In October 2009, Malcolm Turnbull, then leader of the Federal Opposition made the statement: “I will not lead a party that is not as committed to effective action on climate change as I am.” Tying his leadership to this single issue was too much for the halfwit climate change deniers in the Coalition1. It was, with the bizarre OzCar Affair2, to lead to Turnbull’s demise as Opposition Leader at the hands of Tony Abbott.
Abbott, as Opposition Leader, won the 2013 Federal Election, and turned out to be such a disaster that he was dumped in September 2015 and replaced by Turnbull, after almost losing the leadership to an empty chair some months earlier3. Abbott has been sniping at Turnbull ever since, and is part of the reason the Government has just lost its 38th Newspoll in a row, eight more than Abbott when the latter was rolled4.

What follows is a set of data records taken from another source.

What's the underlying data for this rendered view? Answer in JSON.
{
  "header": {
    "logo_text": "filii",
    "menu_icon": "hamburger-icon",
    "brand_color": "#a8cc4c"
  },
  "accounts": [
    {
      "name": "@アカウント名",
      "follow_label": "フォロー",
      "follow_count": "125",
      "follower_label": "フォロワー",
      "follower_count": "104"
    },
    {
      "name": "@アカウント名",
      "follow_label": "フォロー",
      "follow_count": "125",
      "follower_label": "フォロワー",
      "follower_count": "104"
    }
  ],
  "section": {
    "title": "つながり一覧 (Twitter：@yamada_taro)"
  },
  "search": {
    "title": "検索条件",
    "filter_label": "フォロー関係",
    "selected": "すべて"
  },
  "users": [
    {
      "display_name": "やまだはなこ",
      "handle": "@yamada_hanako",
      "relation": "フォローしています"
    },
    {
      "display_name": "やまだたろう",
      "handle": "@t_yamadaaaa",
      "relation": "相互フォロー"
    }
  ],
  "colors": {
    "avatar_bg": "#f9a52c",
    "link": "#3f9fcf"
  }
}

One could be forgiven for assuming that with the demise of Abbott, his policies, such as they were, would have been replaced by policies vaguely more sensible. Unfortunately, that was not the case. Turnbull has turned out the be a massive disappointment3, seemingly only being concerned with being Prime Minister, and nothing else. The jettisoning of his principle of not leading a party uncommitted to dealing with climate change was exemplified by the development of the National Energy Guarantee (NEG) policy, which is essentially a policy you have when you have to be seen to have a policy but don’t want to have one5, for fear of upsetting the climate change deniers in the Coalition.
Although the NEG is essentially designed to do nothing, the far-right religious rump of climate change deniers in the Coalition still seem to think it will do too much, especially in decreasing emissions by legislating the Paris decrease. Several have suggested that they would cross the floor should the current version of the NEG come up for a vote on the floor of Parliament, which would not be a good look for Turnbull. So what did Turnbull do? He caved in and removed the Paris emissions targets from the legislation and will include them in regulations. This is something he sneered at last Tuesday: “ Labor wants to have it done by regulation so that the Parliament would not have a voice… Now, we believe in democracy. We believe that Parliament should have a say in this and so, if we legislate that, then a subsequent government…would have to persuade both houses of parliament to make any change to it, and that is great security”6. The removal of these targets and including them in regulations rather than the legislation is something that the Labor opposition and the states have been demanding. This will be to allow them to more easily ratchet up the targets in future7. If Turnbull can get the Labor Party to vote for the NEG, then all the climate change denying fruitcakes could cross the floor and it would be to no avail. Turnbull may have actually outmanoeuvred the far right of the Coalition. There has to be a first time for everything.